Le désarroi est présent, le vote pour les populismes et les
nationalismes
s’est installé dans tous les pays démocratiques.
Ainsi, le décalage entre les discours politiques et les perceptions de
nos
concitoyens s’est accru fortement.
Depuis le 21 avril, le malaise s'amplifie : en témoignent en France le
résultat du référendum sur le TCE, les émeutes des
banlieues, la lutte contre le CPE.
Le recul de l’Etat, les conditions de vie d’une partie de la population
l’érosion des positions syndicales ou associatives,
favorisent le repli individualiste et alimentent les discours
d’affrontement entre les générations, les territoires et communautés.
A la demande de nouvelles sécurités collectives et d’un recul de la
violence, la droite a répondu depuis 2002 par la fuite en avant
libérale, conservatrice et autoritaire.
Lanceurs d’alerte, nous avons dénoncé l’épuisement des écosystèmes, la
réduction dramatique de la biodiversité, les
modifications climatiques, la situation catastrophique des pollutions,
les
crises sanitaires, bref, les impasses du productivisme, du
libéralisme et du capitalisme sans entrave.
Après le temps de la dénonciation, après l’expérience gouvernementale
et
l’accès a de nombreux exécutifs, les Verts doivent
devenir franchir une nouvelle étape.
Plutôt qu’un simple replâtrage, plutôt que d’accompagner et de réparer
sans cesse ce qui a fait faillite, il nous appartient de
passer de l’annonce des crises à la promesse de mutation et à la mise
en
oeuvre des solutions.
Entre l’annonce des catastrophes et le « rien n’est possible » il y a
place pour le discours d’un autre chemin pour celles et ceux
qui enjamberont la totalité de ce siècle, qui verront leur existence
traversée par deux mutations majeures, le changement
climatique et la crise énergétique.
Il y a de la place pour la décroissance de notre empreinte écologique,
avec plus de qualité de vie, de « bien être ensemble » et
plus de justice sociale.
Le projet vert doit permettre à chacun de réussir sa vie, avec les
mots,
les images, les cadres d’actions, les exigences de notre
siècle.
L’élection présidentielle de 2007 ouvrira un cycle qui décidera des
investissements stratégiques du futur (énergie, transports,
sécurité sociale, santé, recherche) et redistribuera tous les leviers
d’action publique.
La séquence nous donne l’occasion d’illustrer notre projet de
transformation sur une large échelle, d’en indiquer le but, les
étapes et les alliances nécessaires pour y parvenir..

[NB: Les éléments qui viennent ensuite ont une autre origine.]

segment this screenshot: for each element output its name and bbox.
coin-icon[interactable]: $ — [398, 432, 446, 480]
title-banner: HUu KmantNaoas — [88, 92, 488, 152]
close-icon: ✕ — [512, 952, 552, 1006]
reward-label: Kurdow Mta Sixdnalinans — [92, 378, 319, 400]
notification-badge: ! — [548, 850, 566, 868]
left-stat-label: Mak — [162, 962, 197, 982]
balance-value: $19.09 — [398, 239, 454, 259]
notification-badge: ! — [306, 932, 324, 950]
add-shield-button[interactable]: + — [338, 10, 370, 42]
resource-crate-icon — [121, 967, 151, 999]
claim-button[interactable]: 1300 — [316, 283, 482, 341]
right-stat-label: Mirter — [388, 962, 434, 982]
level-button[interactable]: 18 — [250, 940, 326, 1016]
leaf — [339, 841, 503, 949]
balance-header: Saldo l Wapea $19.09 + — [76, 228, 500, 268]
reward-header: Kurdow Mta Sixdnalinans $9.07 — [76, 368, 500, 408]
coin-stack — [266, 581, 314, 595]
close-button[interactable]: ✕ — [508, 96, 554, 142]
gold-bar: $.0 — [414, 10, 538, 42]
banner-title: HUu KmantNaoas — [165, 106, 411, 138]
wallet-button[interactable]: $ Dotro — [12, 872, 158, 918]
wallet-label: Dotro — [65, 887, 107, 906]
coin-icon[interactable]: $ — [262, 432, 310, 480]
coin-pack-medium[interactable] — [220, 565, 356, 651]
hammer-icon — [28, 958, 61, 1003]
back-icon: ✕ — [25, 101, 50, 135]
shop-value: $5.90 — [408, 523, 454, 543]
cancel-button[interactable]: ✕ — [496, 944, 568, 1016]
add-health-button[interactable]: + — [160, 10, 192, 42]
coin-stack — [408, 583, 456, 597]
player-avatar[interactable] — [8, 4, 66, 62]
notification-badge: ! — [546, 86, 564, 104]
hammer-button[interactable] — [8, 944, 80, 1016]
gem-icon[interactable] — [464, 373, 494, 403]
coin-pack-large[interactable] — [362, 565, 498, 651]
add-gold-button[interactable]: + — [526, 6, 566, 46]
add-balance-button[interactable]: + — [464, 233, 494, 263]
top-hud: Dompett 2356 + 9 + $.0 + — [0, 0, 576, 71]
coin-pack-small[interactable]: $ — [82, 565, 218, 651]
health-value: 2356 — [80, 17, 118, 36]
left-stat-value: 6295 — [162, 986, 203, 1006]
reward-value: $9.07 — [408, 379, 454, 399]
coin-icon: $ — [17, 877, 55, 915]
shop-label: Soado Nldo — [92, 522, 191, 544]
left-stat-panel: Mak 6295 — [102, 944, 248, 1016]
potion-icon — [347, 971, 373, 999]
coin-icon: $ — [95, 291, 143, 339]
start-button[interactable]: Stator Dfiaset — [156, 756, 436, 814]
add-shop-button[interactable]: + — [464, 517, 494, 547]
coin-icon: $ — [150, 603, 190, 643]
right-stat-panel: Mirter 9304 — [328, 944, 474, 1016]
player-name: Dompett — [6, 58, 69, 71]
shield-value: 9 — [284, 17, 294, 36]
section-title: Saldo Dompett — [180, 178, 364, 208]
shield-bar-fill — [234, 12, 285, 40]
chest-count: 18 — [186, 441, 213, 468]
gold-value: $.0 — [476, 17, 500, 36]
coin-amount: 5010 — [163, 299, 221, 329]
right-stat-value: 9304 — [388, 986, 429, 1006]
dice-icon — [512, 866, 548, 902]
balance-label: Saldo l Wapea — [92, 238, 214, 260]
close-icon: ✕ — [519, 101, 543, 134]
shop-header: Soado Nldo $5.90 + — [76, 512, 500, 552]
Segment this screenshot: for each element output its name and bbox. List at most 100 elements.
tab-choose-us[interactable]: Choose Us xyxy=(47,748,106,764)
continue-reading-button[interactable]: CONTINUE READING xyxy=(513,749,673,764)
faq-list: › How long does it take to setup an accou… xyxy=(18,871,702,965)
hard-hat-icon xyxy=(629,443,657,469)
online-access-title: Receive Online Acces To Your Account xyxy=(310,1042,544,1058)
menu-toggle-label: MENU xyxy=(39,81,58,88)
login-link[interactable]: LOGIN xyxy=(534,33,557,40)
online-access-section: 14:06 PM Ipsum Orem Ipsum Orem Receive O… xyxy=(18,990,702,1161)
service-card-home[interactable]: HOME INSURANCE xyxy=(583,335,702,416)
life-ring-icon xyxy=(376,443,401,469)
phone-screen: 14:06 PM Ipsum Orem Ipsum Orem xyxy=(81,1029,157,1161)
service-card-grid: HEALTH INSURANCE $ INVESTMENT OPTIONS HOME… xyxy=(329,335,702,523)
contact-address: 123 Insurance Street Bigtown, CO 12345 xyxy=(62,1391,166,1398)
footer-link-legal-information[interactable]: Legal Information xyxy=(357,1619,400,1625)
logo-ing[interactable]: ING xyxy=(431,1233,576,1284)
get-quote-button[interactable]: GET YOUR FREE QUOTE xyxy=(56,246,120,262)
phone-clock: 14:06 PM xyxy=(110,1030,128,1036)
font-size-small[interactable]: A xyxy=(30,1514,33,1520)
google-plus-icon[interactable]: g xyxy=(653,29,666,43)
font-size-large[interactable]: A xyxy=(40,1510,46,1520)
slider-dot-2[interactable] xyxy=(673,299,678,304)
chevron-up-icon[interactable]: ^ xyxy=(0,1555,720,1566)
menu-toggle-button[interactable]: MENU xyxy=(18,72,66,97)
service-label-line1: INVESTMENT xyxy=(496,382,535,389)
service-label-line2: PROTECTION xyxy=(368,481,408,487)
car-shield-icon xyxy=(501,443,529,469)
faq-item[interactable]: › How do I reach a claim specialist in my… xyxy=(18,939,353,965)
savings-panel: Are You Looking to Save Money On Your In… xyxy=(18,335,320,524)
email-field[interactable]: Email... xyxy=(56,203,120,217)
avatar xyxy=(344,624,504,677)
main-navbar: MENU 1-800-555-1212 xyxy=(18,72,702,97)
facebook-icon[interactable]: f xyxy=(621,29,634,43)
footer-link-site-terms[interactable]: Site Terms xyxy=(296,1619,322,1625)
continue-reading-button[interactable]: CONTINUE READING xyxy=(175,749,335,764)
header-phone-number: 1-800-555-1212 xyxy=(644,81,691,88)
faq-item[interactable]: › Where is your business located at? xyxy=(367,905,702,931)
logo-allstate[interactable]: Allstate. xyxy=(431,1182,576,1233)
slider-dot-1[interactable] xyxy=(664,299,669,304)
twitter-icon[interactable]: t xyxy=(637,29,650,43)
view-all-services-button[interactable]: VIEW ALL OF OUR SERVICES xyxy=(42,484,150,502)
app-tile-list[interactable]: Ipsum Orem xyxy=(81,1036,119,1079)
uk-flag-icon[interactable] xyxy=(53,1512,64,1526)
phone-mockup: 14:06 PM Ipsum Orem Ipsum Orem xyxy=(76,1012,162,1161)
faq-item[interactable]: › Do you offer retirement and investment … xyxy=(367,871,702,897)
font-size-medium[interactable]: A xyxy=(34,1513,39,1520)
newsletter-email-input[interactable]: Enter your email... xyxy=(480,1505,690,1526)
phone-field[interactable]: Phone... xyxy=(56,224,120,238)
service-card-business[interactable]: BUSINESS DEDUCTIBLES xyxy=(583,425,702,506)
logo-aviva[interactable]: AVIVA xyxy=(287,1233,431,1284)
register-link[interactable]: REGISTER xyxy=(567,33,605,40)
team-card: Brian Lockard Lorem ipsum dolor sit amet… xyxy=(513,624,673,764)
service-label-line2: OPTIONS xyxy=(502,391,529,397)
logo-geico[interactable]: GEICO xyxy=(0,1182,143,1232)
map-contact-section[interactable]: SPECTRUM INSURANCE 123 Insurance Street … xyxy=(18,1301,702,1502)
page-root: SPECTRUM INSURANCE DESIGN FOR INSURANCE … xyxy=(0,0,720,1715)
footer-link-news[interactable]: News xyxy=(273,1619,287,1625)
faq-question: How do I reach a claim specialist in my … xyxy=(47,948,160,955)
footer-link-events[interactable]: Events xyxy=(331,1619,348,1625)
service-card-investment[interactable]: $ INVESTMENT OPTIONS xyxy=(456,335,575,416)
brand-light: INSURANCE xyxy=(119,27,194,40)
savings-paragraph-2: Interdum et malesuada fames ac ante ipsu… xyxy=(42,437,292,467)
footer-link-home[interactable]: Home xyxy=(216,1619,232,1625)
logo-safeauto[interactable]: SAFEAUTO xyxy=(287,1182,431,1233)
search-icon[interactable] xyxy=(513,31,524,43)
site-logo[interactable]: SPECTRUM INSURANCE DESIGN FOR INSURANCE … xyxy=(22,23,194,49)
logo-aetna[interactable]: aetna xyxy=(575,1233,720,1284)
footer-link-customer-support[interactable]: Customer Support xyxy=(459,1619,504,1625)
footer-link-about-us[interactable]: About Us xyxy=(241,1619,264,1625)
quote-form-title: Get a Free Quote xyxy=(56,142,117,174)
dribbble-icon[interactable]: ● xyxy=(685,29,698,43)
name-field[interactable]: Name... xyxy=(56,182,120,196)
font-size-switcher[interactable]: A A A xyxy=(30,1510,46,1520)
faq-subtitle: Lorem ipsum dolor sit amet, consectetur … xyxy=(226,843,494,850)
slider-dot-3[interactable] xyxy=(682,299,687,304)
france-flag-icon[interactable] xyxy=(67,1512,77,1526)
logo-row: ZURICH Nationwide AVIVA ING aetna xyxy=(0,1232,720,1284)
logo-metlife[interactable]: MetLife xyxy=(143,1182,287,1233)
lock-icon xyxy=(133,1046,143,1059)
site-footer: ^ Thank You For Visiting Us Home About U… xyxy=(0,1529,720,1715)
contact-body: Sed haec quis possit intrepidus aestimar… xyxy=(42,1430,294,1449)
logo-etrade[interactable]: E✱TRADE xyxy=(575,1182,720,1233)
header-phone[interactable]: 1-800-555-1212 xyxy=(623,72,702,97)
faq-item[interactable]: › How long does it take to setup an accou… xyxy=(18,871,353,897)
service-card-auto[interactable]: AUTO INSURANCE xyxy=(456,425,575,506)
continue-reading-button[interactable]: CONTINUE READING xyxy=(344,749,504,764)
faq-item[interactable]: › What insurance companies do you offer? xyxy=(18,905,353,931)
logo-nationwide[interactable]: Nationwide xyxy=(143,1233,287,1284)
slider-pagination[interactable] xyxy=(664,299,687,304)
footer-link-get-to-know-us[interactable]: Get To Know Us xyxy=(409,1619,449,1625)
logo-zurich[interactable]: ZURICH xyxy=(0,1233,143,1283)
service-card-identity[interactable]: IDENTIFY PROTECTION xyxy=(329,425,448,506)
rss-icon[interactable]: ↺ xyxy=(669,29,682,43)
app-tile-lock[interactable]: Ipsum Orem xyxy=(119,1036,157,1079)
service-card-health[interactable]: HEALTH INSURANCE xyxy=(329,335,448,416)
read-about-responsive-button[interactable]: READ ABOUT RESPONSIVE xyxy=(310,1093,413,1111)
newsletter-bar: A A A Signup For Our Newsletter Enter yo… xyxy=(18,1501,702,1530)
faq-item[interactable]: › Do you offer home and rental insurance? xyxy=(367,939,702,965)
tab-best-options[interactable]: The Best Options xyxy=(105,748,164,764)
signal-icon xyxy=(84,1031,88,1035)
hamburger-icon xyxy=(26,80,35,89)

Voilà pourquoi notre AG doit donner un signal public de clarté
politique,
de stabilité et de renouveau des Verts.
Parce qu’elle va à la racine des choses, notre écologie est globale et
radicale.
On entend dire que l'écologie serait l'affaire de tous les partis (et
par
conséquent d'aucun) ou un enjeu technique indépendant de
la politique.
Il faut réaffirmer au contraire et démontrer en
permanence
la pertinence et la singularité du paradigme écologiste, le
caractère transformateur de l’écologie.
La globalité de l'écologie
allie
les exigences environnementales, sociales, économiques,
démocratiques.
Sortie du ni-droite ni gauche, l'écologie politique n'est réductible ni
à
un sous courant de la sociale démocratie, ni à une
composante de l’extrême gauche.
Elle exprime une vision originale de la transformation qui ouvre ici et
maintenant des champs des possibles d’action et de mieux
vivre dans la société.
L'identité de la gauche repose traditionnellement sur la mise en cause
des
inégalités et sur un projet de redistribution juste des
richesses. L’écologie politique revisite ces questions :
- refuser les inégalités sociales, c’est combattre toutes les
discriminations afin de donner toute sa place à la diversité par la
redéfinition du contrat social, par le renouvellement du pacte
républicain, à travers les actions fortes, symbolitiques et
volontaristes,
- refuser les inégalités environnementales, c’est convaincre chacune et
chacun d’entre nous que notre avenir commun dépend de
la mise en oeuvre de politiques anti-productivistes concrètes, en
matière
de transports, logement, consommation, accès à l'eau,
bruit, santé au travail.
Le changement des rapports sociaux est inséparable de la façon dont on
produit, de ce qu’on produit et de ce que l’on compte, et
par conséquent des rapports avec la nature.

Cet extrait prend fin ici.